Conflict centers on the necessity, desirability, and validity of an appeal mechanism with the power to reverse decisions of the ICANN board. On this point ATRT diverged from WG4, the only instance when ATRT as a whole evidently departed from its working groups’ recommendations. ICANN opposed WG4’s efforts to identify an appeal mechanism that qualified as independent and binding. ICANN insisted in a one-page statement that under California law “the board cannot empower any entity to overturn decisions or actions of the board.”

WG4 tentatively recommended that “pending further research” it would “[c]hallenge ICANN’s interpretation of California corporate governance law as it applies to ICANN policy development.” But ATRT turned about-face, conceding that it “did not reach consensus on whether binding authority was the standard upon which to judge ICANN’s accountability.”

California law was apparently the rock on which ATRT’s analysis foundered. Influenced by ICANN’s legal position, ATRT acknowledged that ICANN may agree to binding arbitration in its commercial agreements “without running afoul of California law” but reasoned that “it is less clear and deserves further legal analysis as to what extent and through what mechanisms ICANN could agree to enter into binding arbitration more generally.”

In an effort to resolve those doubts, I prepared a memorandum analyzing ICANN’s legal position in light of California law. It demonstrates that California law does not prevent ICANN’s board of directors from adopting a binding form of review. ATRT’s recommendations should be reconsidered in light of this analysis.

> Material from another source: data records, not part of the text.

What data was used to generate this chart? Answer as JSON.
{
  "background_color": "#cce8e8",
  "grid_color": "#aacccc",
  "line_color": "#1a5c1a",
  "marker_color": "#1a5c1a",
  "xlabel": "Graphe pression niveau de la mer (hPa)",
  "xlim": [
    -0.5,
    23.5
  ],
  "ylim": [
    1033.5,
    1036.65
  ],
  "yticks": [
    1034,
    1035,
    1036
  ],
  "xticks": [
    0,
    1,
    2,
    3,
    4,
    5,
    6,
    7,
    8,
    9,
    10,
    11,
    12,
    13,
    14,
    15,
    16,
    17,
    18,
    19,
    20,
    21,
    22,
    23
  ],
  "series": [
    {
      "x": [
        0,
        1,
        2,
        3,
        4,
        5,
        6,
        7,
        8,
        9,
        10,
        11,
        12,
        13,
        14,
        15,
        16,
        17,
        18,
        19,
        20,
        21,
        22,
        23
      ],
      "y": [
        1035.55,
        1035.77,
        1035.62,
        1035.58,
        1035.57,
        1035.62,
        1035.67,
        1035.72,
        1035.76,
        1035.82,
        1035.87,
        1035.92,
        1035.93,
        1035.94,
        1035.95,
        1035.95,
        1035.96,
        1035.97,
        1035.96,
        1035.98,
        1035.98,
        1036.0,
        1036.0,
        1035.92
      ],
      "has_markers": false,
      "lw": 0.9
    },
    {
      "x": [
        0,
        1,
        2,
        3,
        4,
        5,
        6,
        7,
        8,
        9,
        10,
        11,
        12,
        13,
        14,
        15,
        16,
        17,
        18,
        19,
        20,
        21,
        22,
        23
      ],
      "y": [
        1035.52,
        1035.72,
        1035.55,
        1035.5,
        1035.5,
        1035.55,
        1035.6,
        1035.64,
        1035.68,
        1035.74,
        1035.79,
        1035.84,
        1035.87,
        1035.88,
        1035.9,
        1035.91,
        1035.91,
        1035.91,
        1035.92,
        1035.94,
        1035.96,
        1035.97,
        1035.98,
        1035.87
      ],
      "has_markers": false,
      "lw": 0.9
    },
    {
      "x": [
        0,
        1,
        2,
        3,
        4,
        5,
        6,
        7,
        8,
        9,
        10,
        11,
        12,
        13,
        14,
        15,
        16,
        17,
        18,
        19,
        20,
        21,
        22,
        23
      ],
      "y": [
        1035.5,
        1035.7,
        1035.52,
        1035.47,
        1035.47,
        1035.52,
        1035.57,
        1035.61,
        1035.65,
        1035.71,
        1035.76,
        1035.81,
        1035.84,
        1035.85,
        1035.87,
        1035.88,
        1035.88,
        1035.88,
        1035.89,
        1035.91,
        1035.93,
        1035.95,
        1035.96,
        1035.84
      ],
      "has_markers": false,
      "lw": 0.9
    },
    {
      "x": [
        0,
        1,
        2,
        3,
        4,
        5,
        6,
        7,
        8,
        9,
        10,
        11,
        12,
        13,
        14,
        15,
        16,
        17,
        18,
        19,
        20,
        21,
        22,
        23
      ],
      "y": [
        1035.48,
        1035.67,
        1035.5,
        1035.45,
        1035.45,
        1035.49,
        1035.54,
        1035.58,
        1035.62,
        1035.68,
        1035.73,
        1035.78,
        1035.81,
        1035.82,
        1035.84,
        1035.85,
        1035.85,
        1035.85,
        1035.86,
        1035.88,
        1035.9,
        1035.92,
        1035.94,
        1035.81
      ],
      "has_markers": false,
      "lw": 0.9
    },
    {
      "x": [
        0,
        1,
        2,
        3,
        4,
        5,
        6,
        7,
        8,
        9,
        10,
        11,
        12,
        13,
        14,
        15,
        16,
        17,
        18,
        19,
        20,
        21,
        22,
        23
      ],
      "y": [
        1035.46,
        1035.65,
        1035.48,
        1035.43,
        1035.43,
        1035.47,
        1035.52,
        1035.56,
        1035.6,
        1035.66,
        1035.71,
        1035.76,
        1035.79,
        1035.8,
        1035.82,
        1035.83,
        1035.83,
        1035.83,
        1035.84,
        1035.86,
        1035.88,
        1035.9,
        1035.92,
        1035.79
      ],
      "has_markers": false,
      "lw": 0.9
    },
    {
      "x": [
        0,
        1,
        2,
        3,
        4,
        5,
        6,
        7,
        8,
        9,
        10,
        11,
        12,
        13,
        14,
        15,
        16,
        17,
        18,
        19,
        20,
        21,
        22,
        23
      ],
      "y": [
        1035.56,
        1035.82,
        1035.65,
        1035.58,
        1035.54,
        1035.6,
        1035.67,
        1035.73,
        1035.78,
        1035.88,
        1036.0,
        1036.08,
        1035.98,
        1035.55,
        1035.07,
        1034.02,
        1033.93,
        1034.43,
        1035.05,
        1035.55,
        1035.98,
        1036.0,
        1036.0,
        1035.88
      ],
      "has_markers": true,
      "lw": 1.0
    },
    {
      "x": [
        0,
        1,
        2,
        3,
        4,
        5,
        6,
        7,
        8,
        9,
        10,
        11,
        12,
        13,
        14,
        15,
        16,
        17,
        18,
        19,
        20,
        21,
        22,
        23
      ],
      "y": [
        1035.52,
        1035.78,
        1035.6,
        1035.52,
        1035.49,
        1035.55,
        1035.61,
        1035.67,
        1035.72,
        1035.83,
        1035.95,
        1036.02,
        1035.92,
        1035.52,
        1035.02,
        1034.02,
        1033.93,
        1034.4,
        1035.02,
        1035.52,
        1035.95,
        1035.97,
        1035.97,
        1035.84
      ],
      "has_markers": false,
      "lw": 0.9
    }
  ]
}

ATRT’s experience raises some tough questions:

  • Can ATRT’s recommendations be refined in time to avoid merely repeating ICANN’s existing commitments under the AoC?
  • Can ATRT reconsider its recommendations concerning the necessity and validity of subjecting ICANN’s board to binding review, whether through an enhancement of IRP or another appeal mechanism?
  • Can future Affirmation review teams better preserve their autonomy from ICANN?
  • If future Affirmation reviews cannot produce an objective review of ICANN’s performance as measured against the commitments prescribed by the AoC, what purpose do they serve?